Mas a doutrina se desenvolve, ou seja, se aprofunda. Descobrem-se corolários lógicos de pontos de doutrina anteriormente explicitados, e estes corolários, por sua vez, podem ser explicitados e definidos pelo Magistério (a Igreja docente: o papa e todos os bispos em união com ele). Além disso, a Igreja tem de ensinar, pastoralmente, como lidar com a situação em que vivem seus fiéis. As questões que atormentam a sociedade do século 21 são forçosamente diferentes das que causavam noites insones aos teólogos morais do século 16. A doutrina, contudo, jamais muda, jamais mudou e jamais mudará.

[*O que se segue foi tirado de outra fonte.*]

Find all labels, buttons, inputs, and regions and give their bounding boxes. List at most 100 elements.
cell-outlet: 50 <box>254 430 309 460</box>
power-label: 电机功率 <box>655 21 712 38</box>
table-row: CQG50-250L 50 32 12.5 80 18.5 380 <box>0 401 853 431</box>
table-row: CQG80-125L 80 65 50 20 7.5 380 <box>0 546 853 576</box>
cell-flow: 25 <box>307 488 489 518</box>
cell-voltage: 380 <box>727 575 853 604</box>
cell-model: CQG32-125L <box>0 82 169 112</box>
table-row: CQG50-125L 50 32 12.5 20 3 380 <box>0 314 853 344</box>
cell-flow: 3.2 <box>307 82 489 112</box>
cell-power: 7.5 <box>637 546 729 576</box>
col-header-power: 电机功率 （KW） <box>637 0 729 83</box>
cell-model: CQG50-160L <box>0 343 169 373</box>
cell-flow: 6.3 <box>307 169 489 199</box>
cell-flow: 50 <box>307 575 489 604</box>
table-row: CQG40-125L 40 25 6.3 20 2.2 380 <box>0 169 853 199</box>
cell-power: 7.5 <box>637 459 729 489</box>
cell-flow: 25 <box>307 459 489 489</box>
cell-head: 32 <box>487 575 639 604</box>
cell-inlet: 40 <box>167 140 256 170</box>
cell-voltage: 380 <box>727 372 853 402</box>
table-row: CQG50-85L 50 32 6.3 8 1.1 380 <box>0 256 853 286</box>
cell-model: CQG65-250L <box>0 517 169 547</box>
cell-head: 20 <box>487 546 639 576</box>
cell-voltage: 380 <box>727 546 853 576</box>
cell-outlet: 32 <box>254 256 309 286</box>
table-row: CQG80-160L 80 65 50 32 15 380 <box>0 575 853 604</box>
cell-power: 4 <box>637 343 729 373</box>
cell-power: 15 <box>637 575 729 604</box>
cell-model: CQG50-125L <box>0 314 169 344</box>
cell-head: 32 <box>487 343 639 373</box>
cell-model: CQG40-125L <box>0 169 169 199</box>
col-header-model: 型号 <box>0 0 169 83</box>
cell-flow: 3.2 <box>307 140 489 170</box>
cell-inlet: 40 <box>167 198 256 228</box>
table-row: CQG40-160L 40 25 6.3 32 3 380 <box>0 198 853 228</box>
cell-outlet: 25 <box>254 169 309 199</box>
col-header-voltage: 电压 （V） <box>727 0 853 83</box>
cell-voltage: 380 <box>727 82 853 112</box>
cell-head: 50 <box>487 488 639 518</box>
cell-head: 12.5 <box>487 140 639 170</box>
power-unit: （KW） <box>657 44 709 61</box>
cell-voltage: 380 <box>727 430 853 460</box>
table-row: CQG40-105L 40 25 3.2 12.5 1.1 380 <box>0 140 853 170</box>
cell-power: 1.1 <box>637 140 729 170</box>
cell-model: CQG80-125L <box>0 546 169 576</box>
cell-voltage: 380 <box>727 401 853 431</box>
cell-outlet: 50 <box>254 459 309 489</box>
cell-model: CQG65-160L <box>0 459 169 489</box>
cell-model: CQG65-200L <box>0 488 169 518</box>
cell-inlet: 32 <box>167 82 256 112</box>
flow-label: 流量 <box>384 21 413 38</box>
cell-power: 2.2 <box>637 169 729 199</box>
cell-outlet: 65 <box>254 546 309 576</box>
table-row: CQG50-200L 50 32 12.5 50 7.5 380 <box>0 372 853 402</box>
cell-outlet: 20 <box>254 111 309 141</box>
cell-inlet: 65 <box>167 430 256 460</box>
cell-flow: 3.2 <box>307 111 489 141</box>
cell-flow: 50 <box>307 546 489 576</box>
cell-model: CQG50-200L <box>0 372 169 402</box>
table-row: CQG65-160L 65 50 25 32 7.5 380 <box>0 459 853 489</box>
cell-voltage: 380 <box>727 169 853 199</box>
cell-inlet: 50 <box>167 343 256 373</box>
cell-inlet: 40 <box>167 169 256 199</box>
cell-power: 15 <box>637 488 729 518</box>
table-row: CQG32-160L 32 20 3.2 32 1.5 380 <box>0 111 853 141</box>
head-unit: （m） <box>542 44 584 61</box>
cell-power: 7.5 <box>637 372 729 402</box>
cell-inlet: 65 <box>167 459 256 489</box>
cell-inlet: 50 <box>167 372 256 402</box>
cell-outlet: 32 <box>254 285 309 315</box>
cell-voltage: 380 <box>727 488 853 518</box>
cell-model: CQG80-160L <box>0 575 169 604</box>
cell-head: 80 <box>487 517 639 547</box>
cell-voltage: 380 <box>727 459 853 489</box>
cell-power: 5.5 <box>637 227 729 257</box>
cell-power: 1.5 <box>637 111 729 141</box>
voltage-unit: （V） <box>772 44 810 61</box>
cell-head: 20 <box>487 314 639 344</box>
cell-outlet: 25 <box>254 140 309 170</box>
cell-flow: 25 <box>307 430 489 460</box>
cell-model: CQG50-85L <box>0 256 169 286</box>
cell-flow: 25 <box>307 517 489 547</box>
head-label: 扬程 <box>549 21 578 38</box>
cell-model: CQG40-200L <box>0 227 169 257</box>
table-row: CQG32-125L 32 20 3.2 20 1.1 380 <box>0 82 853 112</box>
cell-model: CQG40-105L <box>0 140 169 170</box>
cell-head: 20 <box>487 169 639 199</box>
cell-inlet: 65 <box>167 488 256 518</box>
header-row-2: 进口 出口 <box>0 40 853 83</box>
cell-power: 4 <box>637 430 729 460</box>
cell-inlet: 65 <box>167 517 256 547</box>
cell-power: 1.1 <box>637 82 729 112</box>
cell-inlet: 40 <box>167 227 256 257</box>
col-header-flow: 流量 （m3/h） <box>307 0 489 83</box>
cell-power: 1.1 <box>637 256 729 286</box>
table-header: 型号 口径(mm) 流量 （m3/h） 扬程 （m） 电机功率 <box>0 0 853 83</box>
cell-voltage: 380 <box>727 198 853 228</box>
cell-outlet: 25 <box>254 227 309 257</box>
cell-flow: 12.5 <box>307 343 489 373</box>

Uma de suas definições, aliás, é “aquilo que sempre foi crido por todos [os católicos] em toda parte”.

No caso em pauta, o que aconteceu foi uma mudança num parágrafo do Catecismo de São João Paulo II, editado no fim do século passado. A mudança simplesmente torna mais claro o que já estava escrito ali: que hoje (no fim do século passado, ou agora; nisso a internet e os freios ABS não têm tanta importância) existem meios para defender a sociedade de criminosos hediondos sem precisar submetê-los à pena de morte. Ora, a pena de morte sempre foi aceita pela Igreja apenas como meio de defesa da sociedade.

A situação é exatamente a mesma de um caso de defesa pessoal. Se um assassino avança para matar-me, eu tenho o direito de me defender, ainda que meu ato de defesa provoque a morte de meu atacante. Do mesmo modo, se um assassino em série ou outro criminoso hediondo avança contra a sociedade, ela tem o direito de defender-se. Se, contudo, eu sou um boxeador profissional e o assassino em questão é um sujeito magrinho armado com um pedaço de corda, seria assassinato puro e simples matá-lo. Na situação oposta, com um boxeador furioso avançando contra um sujeito magrinho, este poderia, se não houvesse outra maneira, defender-se de modo que causasse a morte do seu atacante. Esta, contudo, nunca poderia ser buscada como um fim em si; ela apenas pode ser tolerada como consequência indesejada, porém inevitável, do ato de defesa. Em outras palavras, a questão não é quando se pode matar alguém, sim em que circunstâncias se é forçado a fazê-lo.

E a sociedade civil hoje em dia, via de regra, é forte o suficiente para eliminar o perigo de qualquer criminoso. O caso que temos, no Brasil, de facções criminosas dominando as cadeias e comandando de dentro delas os seus malefícios, não só é atípico como é devido mais à incapacidade gerencial dos governantes que a qualquer outra coisa. Meios não faltam para isolar esses criminosos, e o fato de governadores e presidentes deixarem de investir em cadeias apropriadas não pode ser causa de um enfraquecimento da lei moral.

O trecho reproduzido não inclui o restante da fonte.